6. For a limit to exist, it has to be able to be approached from both sides; unless of course we are only concerned about taking a one-sided limit.

This is implied by the definition.

$\mid{f(x)-L}\mid<\epsilon\text{ whenever }\mid{x-c}\mid<\delta$

The absolute value signs provide the implication.

7. Originally Posted by Jhevon
your reasoning is sound. but like i said, it is convention. if you type either of those limits into some CAS, for instance, they will give you zero as the answer.
I did as you said, and I lost the marks. (Good thing it was a practice test) My tutor pointed out exactly the same reasoning as I did. If I was a tutor, how could you justify that?

8. Originally Posted by nein12
I did as you said, and I lost the marks. (Good thing it was a practice test) My tutor pointed out exactly the same reasoning as I did.
as i said, to me your reasoning was sound, but it seemed strange that they were giving you all these limits that don't exist, so i decided to double check with a CAS. both matlab and maple gave answers for the limits, so i assumed it was convention. similar to how you can say $\lim_{x \to 0} \sqrt x = 0$, even though the function is not defined to the left of zero. it seems that if the function is continuous at the point in question, the limit is taken to be that value. i suppose you were expected to be more strict and use the $\epsilon-\delta$ definition of the limit. sorry you lost the marks.

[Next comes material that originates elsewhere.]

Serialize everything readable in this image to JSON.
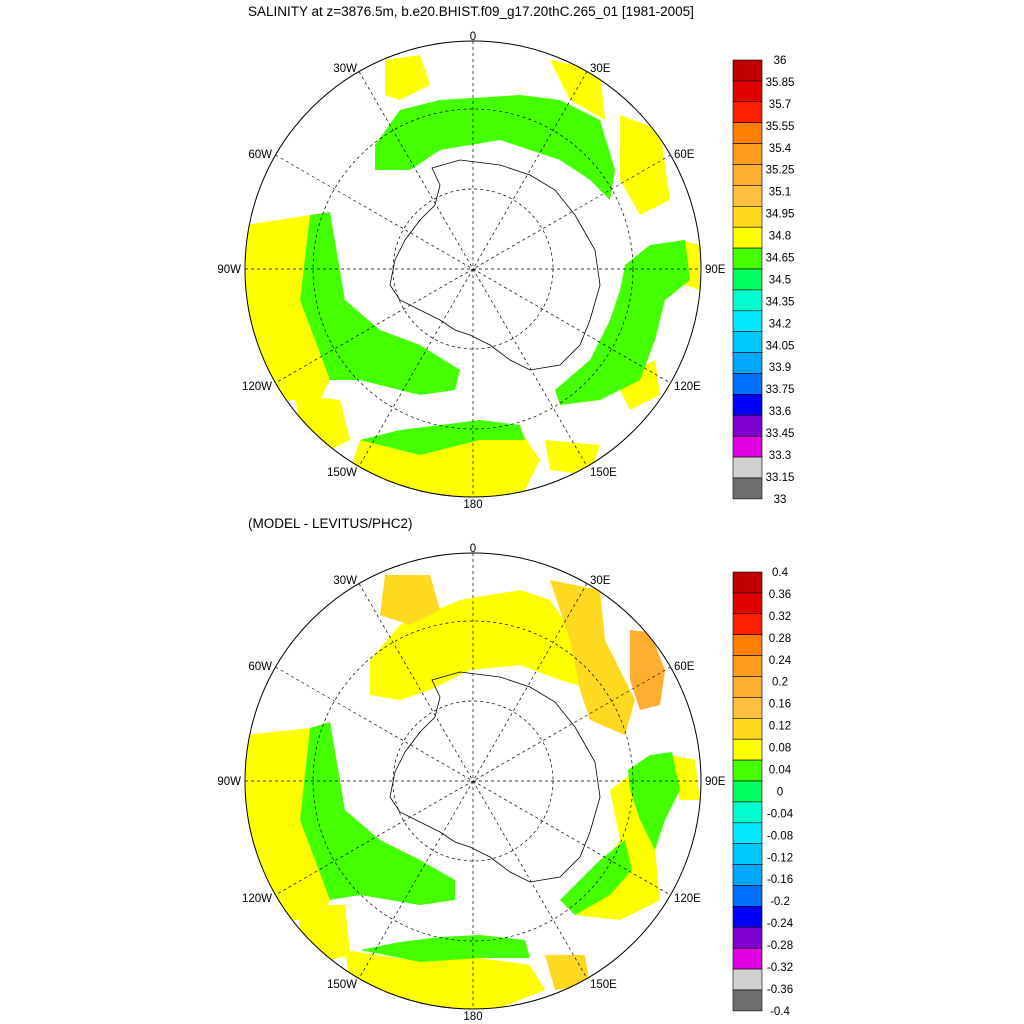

9. Originally Posted by Jhevon
as i said, to me your reasoning was sound, but it seemed strange that they were giving you all these limits that don't exist, so i decided to double check with a CAS. both matlab and maple gave answers for the limits, so i assumed it was convention. similar to how you can say $\lim_{x \to 0} \sqrt x = 0$, even though the function is not defined to the left of zero. it seems that if the function is continuous at the point in question, the limit is taken to be that value. i suppose you were expected to be more strict and use the $\epsilon-\delta$ definition of the limit. sorry you lost the marks.
It was a practice test, so it's ok. But I guess this is a lesson for me to question everything... even if it's from math experts. I kinda lied to myself and kinda went with "conventional" excuse, even if I didn't understand fully.

But thanks anyway. Just gotta be a bit more careful from now on... it doesn't help that they ask me really weird questions. Typically, they ask you simple equation questions.. some worded questions and applications... but this institution ask awfully a lot about theoretical questions and rules.